Kâtiba’nın sonu gelmeyen yürüyüşü, onun sorunlu bir kişiliğe sahip olduğunu bize gösterir. Yalnız başına sokaklarda dolaşması, kimsesizliği ve içine düştüğü sevgi darboğazı onun kişilik bunalımına düşmesine neden olmuştur.

“Büyükbaba” adlı öyküdeki Büyükbaba, Abbas Yücebaş öykünün başkahramanıdır. Abbas Yücebaş, kişiliği ile öyküyü karamsar, boğucu ve tek düze bir yapıya dönüştürür. Onun okulda yapmak istediği düzen öğrencilerin tek tipe dönüşmesini sağlamaktan ibarettir. Başöğretmenliğe atanmadan önce içine kapanık bir kişiliğe sahip olan Abbas Yücebaş, başöğretmen olduktan sonra kendini bölen, böldükçe de başka bir dünyanın insanına dönüşen bir tip olur. Kendine karşı gelinmesini (tiranlaşma) istemez ve etrafındaki insanların körü körüne ona bağlanmasını ister. Bunun nedeni kendi benliğinde oluşturduğu katı dünyasının etrafında insanları çevrelemesinden kaynaklanır. “Büyükbabanın yalnızca kendisinin koyduğu ve herkesi uymaya zorladığı basmakalıp kurallar dizgesi hemen bütün çocukların büyüklerde algıladığı bir durumdur.” (Durak, 2000: 107) diyen Yalçın, bu tip insanların toplumda ne sıklıkta bulunduğunun üzerinde durur. Ayrıca kendini tatmin etmek için durmadan başka kişilerin imzalarına öykünmesi, onun bireysel olgunluğa ulaşamadığını gösterir. “İmzaya öykünme, bize Büyükbaba’nın içindeki çelişmeyi, olduğu biçimiyle yetinmemişliği, başkaca olmamışlığı yansıtır. Ancak bu yetinmezlik; öykünme gibi görünmekten olmaya dönüşmediği için dönüşemeyeceği için bir dengesizlik biçiminde sürer. İmza onun için bir olma biçimidir. Nasıl bir tiyatro oyuncusu rolden role, kişilikten kişiliğe girip çıkıyorsa, o da imzadan imzaya girip çıkar.” (Durak, 1996: 99) Büyükbaba’nın içinde bulunduğu durum özellikle imza dönüşlerinin sonunda benimsediği kişiliklerle ortaya çıkar. Emeklilik, onun yalnız tek başına yaşamayı yeğlediği bohem tipin oluşumunu sağlar. Büyükbaba’nın emekli olarak kendi iç dünyasına çekilmesi olaylara karamsar bir gözle bakmasına sebeb olmuştur.

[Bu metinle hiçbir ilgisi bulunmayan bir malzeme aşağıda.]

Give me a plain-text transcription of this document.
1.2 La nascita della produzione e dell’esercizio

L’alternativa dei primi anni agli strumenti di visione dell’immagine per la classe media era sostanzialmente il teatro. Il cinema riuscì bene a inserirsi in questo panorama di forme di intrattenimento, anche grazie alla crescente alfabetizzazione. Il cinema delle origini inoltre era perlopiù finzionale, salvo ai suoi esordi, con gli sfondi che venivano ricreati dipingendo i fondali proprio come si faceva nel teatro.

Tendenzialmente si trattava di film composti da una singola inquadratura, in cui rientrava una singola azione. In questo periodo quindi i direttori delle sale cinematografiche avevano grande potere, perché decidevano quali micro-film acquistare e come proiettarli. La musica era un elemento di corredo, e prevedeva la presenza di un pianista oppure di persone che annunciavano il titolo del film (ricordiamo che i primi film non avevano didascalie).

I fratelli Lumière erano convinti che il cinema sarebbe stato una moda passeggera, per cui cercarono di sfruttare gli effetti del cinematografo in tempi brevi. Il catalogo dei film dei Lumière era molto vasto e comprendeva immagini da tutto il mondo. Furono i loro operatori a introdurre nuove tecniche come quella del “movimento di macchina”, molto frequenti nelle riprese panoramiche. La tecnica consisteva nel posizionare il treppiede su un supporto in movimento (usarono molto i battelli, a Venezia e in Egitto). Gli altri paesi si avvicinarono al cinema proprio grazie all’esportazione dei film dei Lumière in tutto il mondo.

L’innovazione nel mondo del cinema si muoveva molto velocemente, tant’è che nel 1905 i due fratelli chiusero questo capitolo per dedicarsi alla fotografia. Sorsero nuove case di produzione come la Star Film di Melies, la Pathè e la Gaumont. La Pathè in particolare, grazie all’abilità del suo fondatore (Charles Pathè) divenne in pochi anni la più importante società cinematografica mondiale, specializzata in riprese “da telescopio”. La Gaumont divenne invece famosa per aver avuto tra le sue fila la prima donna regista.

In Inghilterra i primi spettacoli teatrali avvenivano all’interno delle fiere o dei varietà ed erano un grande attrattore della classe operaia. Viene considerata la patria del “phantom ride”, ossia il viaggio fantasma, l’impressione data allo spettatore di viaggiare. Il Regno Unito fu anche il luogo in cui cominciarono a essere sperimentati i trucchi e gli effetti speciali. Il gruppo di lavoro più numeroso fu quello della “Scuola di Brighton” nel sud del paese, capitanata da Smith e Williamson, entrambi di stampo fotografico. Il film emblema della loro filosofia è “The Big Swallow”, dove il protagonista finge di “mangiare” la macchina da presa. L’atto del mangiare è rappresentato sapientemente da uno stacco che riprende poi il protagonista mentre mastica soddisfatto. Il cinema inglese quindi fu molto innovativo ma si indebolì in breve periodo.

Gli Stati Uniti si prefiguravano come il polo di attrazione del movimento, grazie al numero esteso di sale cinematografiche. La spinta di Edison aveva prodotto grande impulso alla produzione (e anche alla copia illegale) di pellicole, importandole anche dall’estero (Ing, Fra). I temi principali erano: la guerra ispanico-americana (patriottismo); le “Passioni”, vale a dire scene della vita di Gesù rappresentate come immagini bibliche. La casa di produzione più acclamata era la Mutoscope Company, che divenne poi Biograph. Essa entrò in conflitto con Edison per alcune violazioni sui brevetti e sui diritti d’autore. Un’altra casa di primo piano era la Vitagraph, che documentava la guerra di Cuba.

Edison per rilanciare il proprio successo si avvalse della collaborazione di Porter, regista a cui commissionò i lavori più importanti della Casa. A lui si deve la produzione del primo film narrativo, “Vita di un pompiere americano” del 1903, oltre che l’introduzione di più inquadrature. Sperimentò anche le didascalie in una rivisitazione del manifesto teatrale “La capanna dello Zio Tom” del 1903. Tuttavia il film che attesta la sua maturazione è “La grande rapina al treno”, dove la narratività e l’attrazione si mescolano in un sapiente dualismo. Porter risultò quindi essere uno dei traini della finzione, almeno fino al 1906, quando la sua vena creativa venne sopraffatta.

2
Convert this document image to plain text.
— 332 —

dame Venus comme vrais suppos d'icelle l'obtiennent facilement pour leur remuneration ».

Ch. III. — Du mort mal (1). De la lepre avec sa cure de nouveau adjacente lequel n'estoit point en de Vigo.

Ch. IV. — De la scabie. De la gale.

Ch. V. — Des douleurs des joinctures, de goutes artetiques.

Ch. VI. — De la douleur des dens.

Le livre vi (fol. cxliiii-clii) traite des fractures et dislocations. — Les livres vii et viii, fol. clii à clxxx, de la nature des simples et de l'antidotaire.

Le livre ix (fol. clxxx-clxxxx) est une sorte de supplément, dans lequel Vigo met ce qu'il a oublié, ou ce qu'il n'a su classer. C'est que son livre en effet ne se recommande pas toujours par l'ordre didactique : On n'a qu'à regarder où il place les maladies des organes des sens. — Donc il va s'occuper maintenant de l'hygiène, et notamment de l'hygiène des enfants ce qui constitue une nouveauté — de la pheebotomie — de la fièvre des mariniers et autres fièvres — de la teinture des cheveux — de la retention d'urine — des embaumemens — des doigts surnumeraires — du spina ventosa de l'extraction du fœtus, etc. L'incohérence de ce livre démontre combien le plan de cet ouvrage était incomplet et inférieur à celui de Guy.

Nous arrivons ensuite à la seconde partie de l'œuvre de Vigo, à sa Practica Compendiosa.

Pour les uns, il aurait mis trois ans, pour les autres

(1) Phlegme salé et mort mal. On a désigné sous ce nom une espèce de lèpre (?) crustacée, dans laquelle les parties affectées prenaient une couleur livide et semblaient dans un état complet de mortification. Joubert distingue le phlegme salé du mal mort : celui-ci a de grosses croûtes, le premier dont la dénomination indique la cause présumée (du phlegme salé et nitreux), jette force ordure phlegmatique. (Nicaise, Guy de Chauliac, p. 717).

“Ama aynı günün akşamı, bizim evde, babamla amcamın ortasında, sessiz sessiz otururken, o kocaman, yakışıklı adamın tam karşıtı olup çıkmıştı. Koltuğunda büzülüp küçülmüş, değişmez bir noktaya bakıyor, annemin, babamın, yengemin, halamın bütün konuşma girişimlerini baş ve soğuk bir bakışla geri püskürtüyordu. Babamın bütün aileyi bizim evde bir araya getirerek emekliliği bir de kendi aramızda kutlama tasarısı tersine dönmüştü böylece.” (Büyükbaba: 38).

Büyükbaba’nın emekli olduktan sonra kendi içine kapanması büzülüp ufalması onun ne kadar bohem bir kimliğe büründüğünü gösterir.